Problems in Defining and Evaluating State Opioid Policies: Insights from RAND's OPTIC Center
Tuesday, June 25, 2019: 10:00 AM
Wilson C - Mezzanine Level (Marriott Wardman Park Hotel)
Presenter: Rosalie Pacula
Discussant: Kosali Simon
The nation is in the midst of an opioid-related public health crisis. The use of opioids has skyrocketed over the last decade, with serious health and social consequences. In response, states have enacted a heterogeneous collection of policies aimed at reducing mortality and morbidity, producing a state policy landscape that is both complex and dynamic. The field faces three central challenges. First, states implementing a given policy may be fundamentally different from states that do not, yielding low quality “control” groups for causal inference. Second, implementation of a given policy will vary by state, and the resulting variation in implementation can have important implications regarding the strength of a signal of any policy effect. Finally, existing evaluations focus primarily on effectiveness of a single policy; however, the actual policy landscape is much more dynamic, as states enact various policies on a rolling basis to address the evolving opioid crisis. Since multiple policies are being used to address the opioid crisis, it is imperative to understand the dynamic impacts of concurrent and sequential opioid policies. This is where RAND’s Opioid Policy Tools and Information Center (OPTIC) of Excellence comes in, with the goal of educating researchers and policy makers of these issues, providing standardized information relevant for conducting policy evaluations, and educating users of these data on issues related to definitions of policies, simultaneous adoption and robust methods for better inference.
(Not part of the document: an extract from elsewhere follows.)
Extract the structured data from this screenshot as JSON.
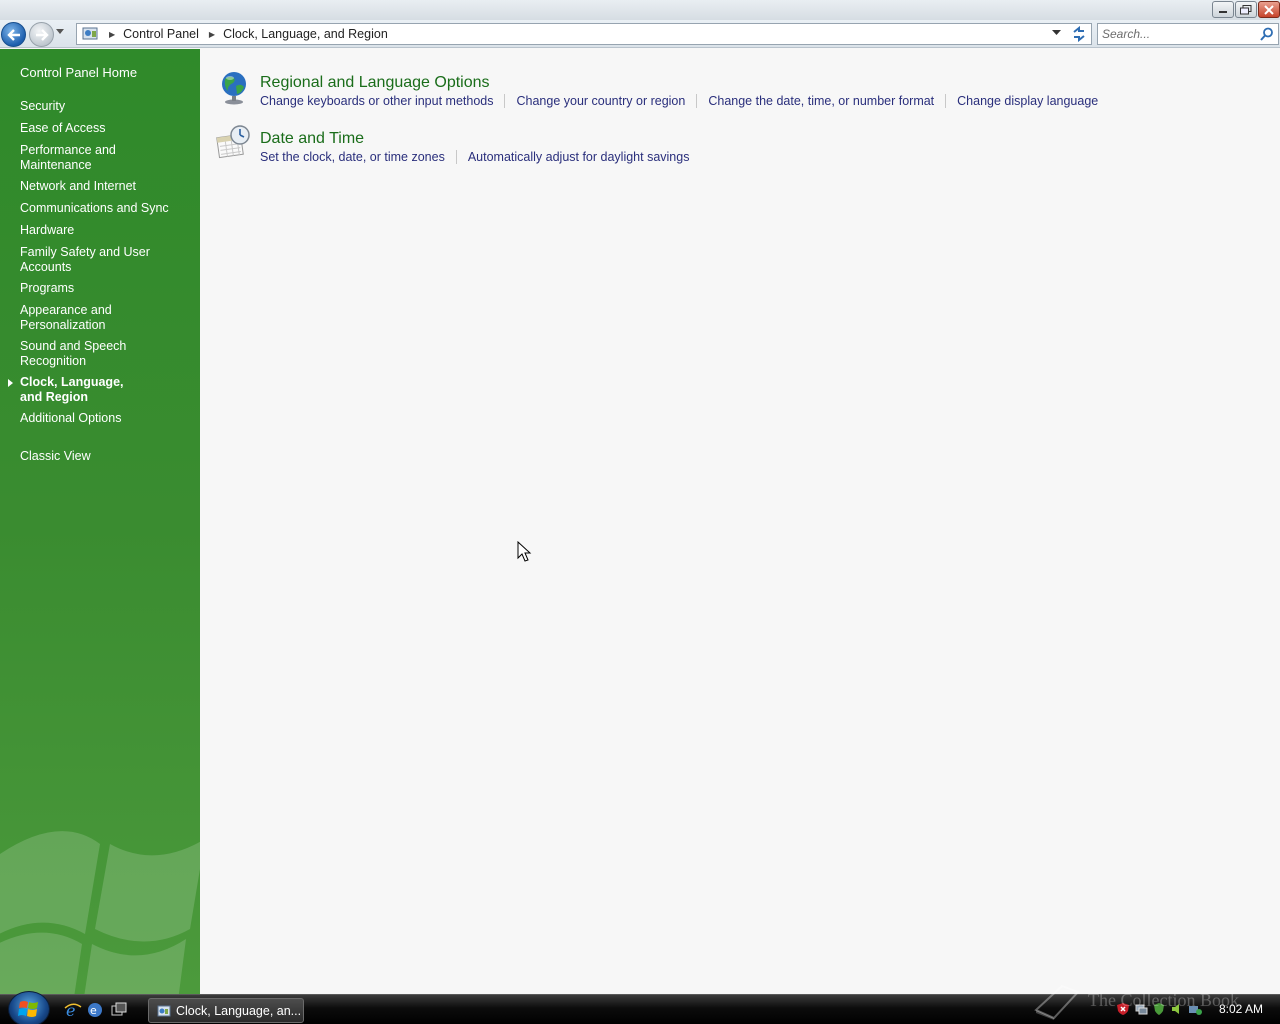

In this paper, we document the problem of policy definition, dynamic implementation, and simultaneous policy adoption by demonstrating the evolution of state laws in four frequently evaluated opioid policy spaces: prescription drug monitoring programs (PDMPs), naloxone distribution laws (NALs), Good Samaritan Laws (GSL) and Medical Marijuana laws (MML). We demonstrate that (a) there are numerous ways researchers have operationalized each individual policy in their work, due to some degree because of differences in how policies are defined by data gathering organizations; (b) that most states have adopted at least one of these policies within the period 2013-2017; and (c) many states either simultaneously adopt multiple policies or update previous policies at the same time they adopt new policies, making identification of any one policy’s impact difficult using traditional econometric methods. We demonstrate this clearly by showing impacts of these various state policies on opioid prescribing and overdoses from 2010 forward. Our results demonstrate why the field needs a more complete understanding of the opioid “ecosystem” when trying to consider the impact of a state's opioid policy approach. It further shows the need for more robust methods for identification of causal effects.